Будь у него больше сил, он бы попытался осмотреться, хотя обзор вышел бы странным: из тела, словно из-под огромной толщи воды. Иначе как бы он увидел все эти переплетения сосудов, глыбы мускулов, тяжелые
Неожиданно пришёл звук. Треск горящего дерева, рев пламени и чьи-то хриплые крики. Он слышал, слышал…

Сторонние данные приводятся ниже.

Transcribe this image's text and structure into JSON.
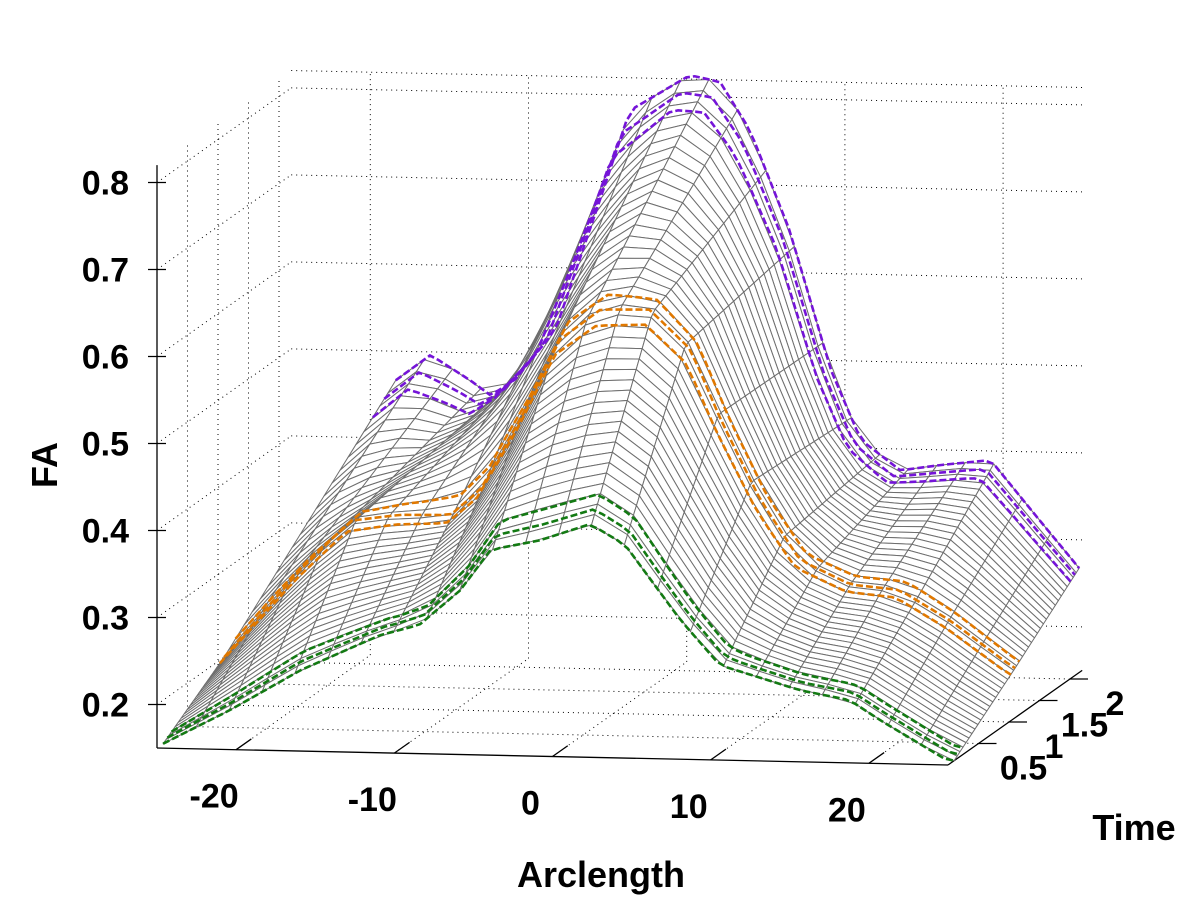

Оказывается, он лежит на огромном камне, вокруг которого горят четыре костра. Это его совсем не удивляет, словно он ожидал этого или чего-то похожего. У него, разумеется, открыты глаза… Столбы ледяного пламени рвутся в темное, бездонное небо, клубы дыма, освещенные этим пламенем, круто уходят вверх.
Оказывается, на небе есть звезды. Их много, и своим холодом они ужасают его… По телу, наконец-то заполненному душой, чудной, а может, просто незнакомой и непривычной, прокатывается медленная дрожь.
«Почему даже огонь не согревает? Что произошло, откуда все это?» — медленно думает он. И тогда начинает понимать, что гораздо важнее другое — что происходит. Неожиданно он становится больше своего тела и мигом обретает способность воспринимать происходящее за стеной пламени. Там танцует человек с сильным телом и быстрыми движениями.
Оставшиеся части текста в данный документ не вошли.